Questa tecnologia alimenta i dispositivi che conosciamo meglio. Registra l’audio su compact disc standard. Memorizza testo, immagini e audio nei CD-ROM. Supporta unità WORM, che consentono di scrivere i dati una volta e leggerli più volte. Le iterazioni più recenti sono completamente riscrivibili.
Perché la capacità e la chiarezza sono importanti
Il vantaggio principale della memoria ottica è la sua capacità di memoria superiore rispetto alla memoria magnetica. I raggi laser possono essere controllati e focalizzati con una precisione molto maggiore rispetto alle minuscole testine magnetiche. Questa precisione consente di condensare i dati in uno spazio molto più piccolo.
Considera la scala. Un intero set di enciclopedie sta in un unico disco di 12 centimetri. Sono 4,72 pollici di plastica che contengono un universo di conoscenza.
Oltre la capacità, la memorizzazione ottica offre una duplicazione più autentica di suoni e immagini.

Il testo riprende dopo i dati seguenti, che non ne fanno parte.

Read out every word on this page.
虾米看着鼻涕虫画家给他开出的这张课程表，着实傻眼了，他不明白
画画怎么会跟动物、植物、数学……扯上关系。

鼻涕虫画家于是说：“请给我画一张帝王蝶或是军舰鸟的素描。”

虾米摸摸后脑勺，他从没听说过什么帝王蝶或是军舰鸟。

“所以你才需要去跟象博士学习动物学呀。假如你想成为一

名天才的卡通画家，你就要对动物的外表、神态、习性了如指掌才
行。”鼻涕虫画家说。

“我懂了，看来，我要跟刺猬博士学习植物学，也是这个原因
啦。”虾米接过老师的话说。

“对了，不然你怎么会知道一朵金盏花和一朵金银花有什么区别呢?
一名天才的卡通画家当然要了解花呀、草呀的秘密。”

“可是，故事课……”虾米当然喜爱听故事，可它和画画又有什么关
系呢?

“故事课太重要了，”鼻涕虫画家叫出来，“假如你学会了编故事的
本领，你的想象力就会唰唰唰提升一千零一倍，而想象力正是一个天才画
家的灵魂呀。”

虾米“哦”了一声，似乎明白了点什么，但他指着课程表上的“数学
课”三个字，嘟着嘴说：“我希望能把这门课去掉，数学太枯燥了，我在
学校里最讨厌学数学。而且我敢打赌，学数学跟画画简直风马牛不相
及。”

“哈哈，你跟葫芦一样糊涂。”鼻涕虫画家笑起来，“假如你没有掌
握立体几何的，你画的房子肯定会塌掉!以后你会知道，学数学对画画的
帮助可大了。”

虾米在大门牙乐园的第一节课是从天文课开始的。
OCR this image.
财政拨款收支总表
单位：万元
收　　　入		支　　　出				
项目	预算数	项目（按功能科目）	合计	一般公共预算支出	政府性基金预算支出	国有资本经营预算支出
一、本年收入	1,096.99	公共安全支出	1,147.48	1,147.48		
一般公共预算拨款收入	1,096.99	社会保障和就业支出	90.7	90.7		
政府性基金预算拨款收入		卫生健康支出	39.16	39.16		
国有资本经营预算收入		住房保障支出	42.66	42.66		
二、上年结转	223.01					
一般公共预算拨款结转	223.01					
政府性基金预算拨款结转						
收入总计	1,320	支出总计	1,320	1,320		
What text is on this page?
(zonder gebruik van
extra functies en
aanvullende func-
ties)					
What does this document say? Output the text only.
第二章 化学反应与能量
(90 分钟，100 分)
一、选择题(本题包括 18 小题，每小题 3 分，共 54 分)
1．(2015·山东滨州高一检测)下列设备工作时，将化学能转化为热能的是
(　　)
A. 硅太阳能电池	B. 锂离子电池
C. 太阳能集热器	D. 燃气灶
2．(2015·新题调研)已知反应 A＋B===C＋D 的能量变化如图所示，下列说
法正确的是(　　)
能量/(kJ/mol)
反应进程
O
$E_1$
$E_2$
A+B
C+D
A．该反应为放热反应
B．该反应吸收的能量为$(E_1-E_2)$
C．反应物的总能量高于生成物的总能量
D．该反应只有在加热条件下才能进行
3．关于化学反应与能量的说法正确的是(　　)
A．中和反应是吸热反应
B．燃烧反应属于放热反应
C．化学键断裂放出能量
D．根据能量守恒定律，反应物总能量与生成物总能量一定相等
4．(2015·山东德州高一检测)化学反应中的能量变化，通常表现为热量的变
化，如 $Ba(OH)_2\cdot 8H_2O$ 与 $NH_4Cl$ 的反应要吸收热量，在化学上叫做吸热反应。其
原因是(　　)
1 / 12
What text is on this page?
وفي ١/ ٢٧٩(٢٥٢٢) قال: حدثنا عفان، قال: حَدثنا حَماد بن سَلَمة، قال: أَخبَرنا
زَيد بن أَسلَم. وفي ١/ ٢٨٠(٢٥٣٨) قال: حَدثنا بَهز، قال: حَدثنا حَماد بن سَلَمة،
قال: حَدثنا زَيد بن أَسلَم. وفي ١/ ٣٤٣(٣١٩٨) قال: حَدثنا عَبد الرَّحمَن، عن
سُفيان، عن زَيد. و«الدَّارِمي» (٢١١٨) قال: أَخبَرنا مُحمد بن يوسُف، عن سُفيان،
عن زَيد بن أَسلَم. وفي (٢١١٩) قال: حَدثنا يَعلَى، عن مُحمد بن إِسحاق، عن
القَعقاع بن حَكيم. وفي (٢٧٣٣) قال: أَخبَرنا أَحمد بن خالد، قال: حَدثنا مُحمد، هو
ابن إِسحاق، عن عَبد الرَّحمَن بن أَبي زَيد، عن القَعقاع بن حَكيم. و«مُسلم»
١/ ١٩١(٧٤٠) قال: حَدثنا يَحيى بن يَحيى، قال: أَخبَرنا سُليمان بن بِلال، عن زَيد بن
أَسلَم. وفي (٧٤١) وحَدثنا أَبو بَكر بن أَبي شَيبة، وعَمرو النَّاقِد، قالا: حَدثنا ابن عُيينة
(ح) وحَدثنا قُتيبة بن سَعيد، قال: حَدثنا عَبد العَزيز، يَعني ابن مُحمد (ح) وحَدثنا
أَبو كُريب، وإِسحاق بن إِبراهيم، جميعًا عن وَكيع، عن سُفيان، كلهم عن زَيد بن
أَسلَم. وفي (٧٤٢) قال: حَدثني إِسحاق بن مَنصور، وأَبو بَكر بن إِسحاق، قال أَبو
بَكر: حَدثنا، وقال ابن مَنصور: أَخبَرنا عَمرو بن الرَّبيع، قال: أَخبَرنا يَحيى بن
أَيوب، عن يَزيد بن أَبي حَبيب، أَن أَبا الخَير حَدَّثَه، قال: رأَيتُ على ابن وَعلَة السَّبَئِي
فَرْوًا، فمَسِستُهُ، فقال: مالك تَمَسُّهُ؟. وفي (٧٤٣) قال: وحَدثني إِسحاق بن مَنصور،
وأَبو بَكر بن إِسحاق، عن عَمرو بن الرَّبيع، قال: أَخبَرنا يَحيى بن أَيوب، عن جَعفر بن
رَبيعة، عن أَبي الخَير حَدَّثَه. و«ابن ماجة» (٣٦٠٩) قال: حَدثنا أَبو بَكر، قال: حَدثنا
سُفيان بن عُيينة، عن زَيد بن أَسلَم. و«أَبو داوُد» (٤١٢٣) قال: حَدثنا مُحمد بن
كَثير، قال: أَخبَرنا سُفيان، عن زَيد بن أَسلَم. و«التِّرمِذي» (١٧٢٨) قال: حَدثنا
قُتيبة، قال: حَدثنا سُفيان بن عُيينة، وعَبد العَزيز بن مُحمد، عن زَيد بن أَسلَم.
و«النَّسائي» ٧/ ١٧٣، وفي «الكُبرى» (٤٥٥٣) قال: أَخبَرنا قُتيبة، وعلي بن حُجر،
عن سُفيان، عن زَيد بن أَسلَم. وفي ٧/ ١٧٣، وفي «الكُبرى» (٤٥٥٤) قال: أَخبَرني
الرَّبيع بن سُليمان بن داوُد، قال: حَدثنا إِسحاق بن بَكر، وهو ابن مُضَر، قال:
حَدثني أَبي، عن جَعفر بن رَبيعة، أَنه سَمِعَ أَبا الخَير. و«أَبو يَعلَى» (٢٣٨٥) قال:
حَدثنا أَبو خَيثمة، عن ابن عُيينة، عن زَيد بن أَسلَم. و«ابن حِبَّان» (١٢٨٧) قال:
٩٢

Anche il processo di produzione è sorprendentemente semplice ed economico. Questi dischi di plastica sono realizzati pressando stampi da un maestro, proprio come vengono prodotti i dischi fonografici.
Durata senza complicazioni
Non è necessario un deposito climatizzato per proteggere i supporti ottici. I dati non possono essere distrutti da interruzioni di corrente o disturbi magnetici. I dischi stessi sono relativamente impermeabili ai danni fisici. A differenza dei nastri e dei dischi magnetici, non è necessario conservarli in contenitori ermeticamente chiusi per proteggerli da agenti contaminanti.
L’apparecchiatura di scansione è durevole per lo stesso motivo. Ha relativamente poche parti mobili. Meno parti mobili significano meno parti che possono rompersi.
Il compromesso: velocità contro memoria
I primi dischi ottici non erano cancellabili. I dati codificati sulle loro superfici potevano essere letti ma mai cancellati o riscritti. Questa limitazione è stata risolta negli anni ’90 con lo sviluppo della tecnologia WORM e dei dischi scrivibili o riscrivibili.
C’è un problema. Lo svantaggio principale delle apparecchiature ottiche è una velocità di recupero delle informazioni più lenta rispetto ai tradizionali supporti di memorizzazione magnetici. Le unità magnetiche sono più veloci. Accedono ai dati più velocemente.
Allora perché lo storage ottico è ancora importante? La sua capacità e le caratteristiche di registrazione superiori lo rendono ideale per applicazioni ad uso intensivo di memoria. Gestisce la grafica fissa, la grafica animata, il suono e grandi quantità di testo meglio di quasi qualsiasi altra cosa. Enciclopedie multimediali, videogiochi, programmi di formazione e directory sono comunemente archiviati su supporti ottici.
La velocità è tutto? Per archiviare una libreria di videogiochi o archiviare audio ad alta fedeltà, forse no. La lentezza è il prezzo per trattenere così tanto con così poca fragilità fisica.